Die rechtliche Lage ist kompliziert: Prinzipiell darf die NPD die Lieder spielen, solange sie die Gema-Gebühren zahlt, nur wenn sie gezielt Werbung mit den Künsten macht, verstößt sie gegen deren Urheberpersönlichkeitsrecht. Bei Fischers Hit „Atemlos durch die Nacht“ ist es der NPD demnach leichter möglich, eine Identifikation mit dem Song abzustreiten, als beim Ärzte-Song mit dem Refrain „Es ist nicht deine Schuld, dass die Welt ist, wie sie ist“. Dass die Partei hier versucht, sich eine eigene Interpretation des Textes anzueignen, liegt auf der Hand.

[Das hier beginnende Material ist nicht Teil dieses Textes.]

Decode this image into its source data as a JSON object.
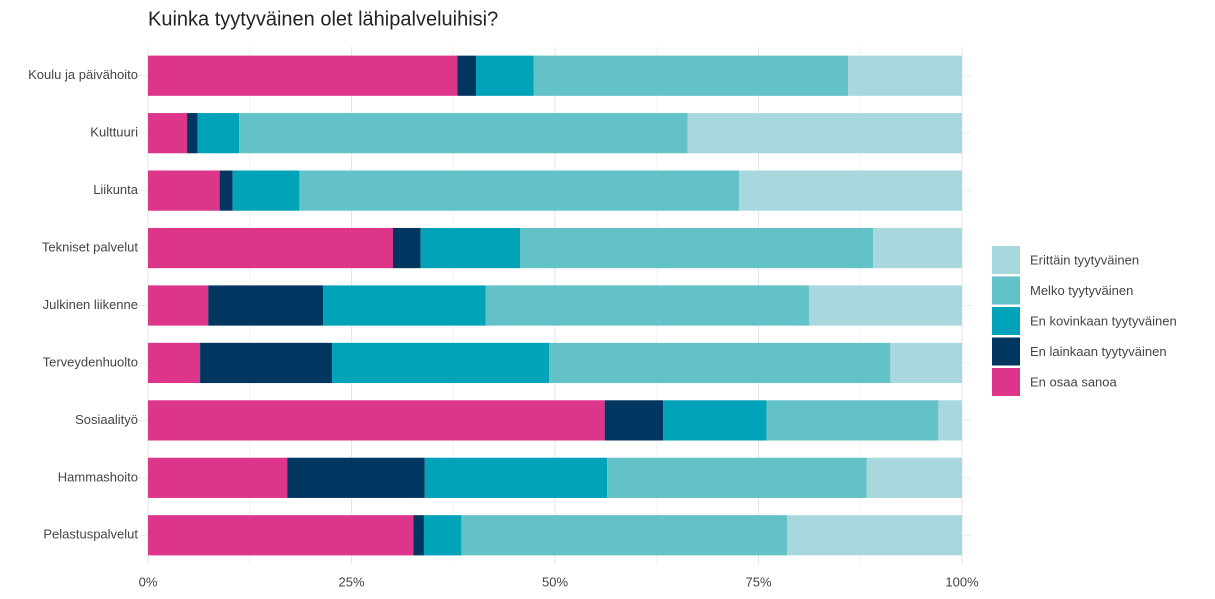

Wohl auch deshalb lässt sich die linke Band um ihren Hamburger Anwalt Jörg Dittrich von Fischers Niederlage nicht abschrecken. Dem Anwalt zufolge hätten seine Mandanten eine Unterlassungserklärung eingefordert. Diese sei allerdings noch nicht abgegeben worden, nun werde geprüft, ob gerichtlich gegen die Partei vorgegangen werde, sagte er der Nachrichtenagentur dpa.

Anträge auf Unterlassung wurden auch von den Bands „Unheilig“, „Santiano“ und die „Höhner“ gestellt. Deren Frontmann Henning Krautmacher, der mit seinem Antrag vorläufigen Erfolg hatte, sagte gegenüber RTL: „Es wird der Eindruck vermittelt, man solle 'Wenn nicht jetzt, wann dann' die NPD wählen – und das ist überhaupt nicht in unserem Sinne“. Wenigsten hat Krautmacher die Mehrheit der Thüringer auf seiner Seite. Nach aktuellen Umfragen wird die NPD bei der Wahl am Sonntag den Einzug in den Landtag verpassen.